NMT also lives up to its name as a true not-for-profit charity organization. None of the members of this charity get paid as it is entirely volunteer-based. As Ali puts it:

“I realized that a lot of nonprofits have high administrative costs and there is a lot of corruption in nonprofits and I wanted to have a model with my organization where 100 percent of the money will go to the victim services programs. I did not want to do this work for salary. I wanted to do it on a volunteer basis.”

All of the funding for NMT comes from donations or private, monthly donors.

As such a dependable network for victims, there have definitely been some success stories.The first victim they helped got her doctorate in pharmacy from NSU. Right now, they have a trafficking victim that is going to nursing school. She was in the human trafficking industry in Miami for 20 years.

“Miami ranks number three in the nation for human trafficking behind California and Texas. This is a prevalent issue in the Miami and Fort Lauderdale area and it seems like people are just oblivious or unaware of how serious this issue is,” said Ali.
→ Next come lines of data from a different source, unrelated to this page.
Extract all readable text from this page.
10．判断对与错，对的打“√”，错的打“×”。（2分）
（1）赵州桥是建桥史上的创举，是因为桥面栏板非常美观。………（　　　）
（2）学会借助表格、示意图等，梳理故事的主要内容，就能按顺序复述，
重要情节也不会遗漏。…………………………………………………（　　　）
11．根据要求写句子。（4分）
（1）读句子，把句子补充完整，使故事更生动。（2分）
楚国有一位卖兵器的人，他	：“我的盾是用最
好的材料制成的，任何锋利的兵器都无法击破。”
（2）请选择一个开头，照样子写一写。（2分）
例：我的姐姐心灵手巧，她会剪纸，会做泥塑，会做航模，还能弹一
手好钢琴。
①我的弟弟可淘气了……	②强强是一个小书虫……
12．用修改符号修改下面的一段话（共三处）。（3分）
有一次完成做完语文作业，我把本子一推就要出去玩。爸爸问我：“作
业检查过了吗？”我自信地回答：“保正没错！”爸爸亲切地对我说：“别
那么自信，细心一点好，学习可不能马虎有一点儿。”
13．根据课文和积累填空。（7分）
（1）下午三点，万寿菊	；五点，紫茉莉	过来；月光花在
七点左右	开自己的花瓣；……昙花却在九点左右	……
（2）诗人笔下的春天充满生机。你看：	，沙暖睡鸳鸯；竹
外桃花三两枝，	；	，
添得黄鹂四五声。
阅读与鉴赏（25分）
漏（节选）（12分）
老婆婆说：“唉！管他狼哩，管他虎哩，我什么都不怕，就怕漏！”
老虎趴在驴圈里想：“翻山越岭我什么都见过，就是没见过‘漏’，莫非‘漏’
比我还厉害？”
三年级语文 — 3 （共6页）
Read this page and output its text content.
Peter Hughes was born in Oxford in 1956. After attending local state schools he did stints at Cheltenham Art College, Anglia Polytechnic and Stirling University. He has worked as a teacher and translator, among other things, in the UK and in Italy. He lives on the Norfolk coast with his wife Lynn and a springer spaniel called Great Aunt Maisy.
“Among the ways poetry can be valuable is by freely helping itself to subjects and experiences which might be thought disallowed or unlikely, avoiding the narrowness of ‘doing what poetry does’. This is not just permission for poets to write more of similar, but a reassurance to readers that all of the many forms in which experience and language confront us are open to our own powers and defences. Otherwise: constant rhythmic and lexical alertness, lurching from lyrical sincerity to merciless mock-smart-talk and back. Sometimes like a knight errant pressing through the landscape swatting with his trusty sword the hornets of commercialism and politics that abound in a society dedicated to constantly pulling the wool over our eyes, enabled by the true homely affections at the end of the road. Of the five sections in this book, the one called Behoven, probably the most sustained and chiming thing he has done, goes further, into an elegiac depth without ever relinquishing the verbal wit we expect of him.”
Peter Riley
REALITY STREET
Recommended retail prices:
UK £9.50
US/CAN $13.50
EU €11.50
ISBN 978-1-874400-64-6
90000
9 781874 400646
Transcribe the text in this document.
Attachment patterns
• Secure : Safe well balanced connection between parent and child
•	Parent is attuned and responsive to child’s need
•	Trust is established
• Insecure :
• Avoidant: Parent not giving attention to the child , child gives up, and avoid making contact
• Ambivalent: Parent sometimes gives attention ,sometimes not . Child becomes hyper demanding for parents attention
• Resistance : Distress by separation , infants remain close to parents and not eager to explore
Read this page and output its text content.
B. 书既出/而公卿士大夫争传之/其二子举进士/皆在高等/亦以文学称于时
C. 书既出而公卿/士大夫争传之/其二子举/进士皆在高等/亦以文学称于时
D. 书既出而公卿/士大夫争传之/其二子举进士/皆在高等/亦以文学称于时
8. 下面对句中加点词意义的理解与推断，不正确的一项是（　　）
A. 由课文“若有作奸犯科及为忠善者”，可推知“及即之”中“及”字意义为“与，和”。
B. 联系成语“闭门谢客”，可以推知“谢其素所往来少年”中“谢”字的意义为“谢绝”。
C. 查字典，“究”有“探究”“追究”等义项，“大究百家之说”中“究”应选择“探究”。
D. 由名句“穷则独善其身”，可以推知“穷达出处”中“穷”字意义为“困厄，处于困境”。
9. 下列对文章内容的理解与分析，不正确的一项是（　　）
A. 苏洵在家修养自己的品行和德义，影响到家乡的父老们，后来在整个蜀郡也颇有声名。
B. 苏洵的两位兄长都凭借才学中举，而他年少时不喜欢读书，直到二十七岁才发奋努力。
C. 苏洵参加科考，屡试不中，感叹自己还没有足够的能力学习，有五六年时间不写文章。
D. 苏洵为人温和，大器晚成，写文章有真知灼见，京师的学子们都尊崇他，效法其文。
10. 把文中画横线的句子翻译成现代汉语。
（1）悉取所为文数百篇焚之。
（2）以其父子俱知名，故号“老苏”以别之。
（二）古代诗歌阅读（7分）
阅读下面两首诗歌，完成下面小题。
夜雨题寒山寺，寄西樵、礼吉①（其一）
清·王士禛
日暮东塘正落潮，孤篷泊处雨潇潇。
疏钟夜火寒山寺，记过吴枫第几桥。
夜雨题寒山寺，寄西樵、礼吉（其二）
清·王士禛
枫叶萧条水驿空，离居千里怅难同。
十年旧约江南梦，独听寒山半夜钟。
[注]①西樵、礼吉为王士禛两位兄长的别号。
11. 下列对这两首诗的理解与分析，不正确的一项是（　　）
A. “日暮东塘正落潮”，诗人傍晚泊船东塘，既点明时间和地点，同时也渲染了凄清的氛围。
Ali said that cases like this aren’t uncommon and that raising awareness is also part of  NMT’s mission. The youngest victim they assisted was a two-year-old girl who was a victim of human trafficking and sexual abuse.

The International Labor Office estimates that human trafficking generated over 150 billion dollars in illegal profits and according to, it is the fastest growing industry internationally and nationally despite people’s awareness of this issue.

“That’s why it’s such a growing enterprise. You cannot reuse a drug but you can keep reusing that one product. Which is a man, a woman or a child,” said Ali.

She credits NSU for helping provide the tools and teach her the fundamentals like, how to get funding and how to use public speaking as an advantage. NSU taught her to question things that she wasn’t encouraged to as a child. NSU encouraged her to see different perspectives and proved to her that all views are equal. Now, Ali encourages others to stand up against injustices and fight for what they believe in.

“I think people who have a platform or have any kind of clout need to speak up, take a stand and help. There are so many issues and so many ways to help [others],” said Ali.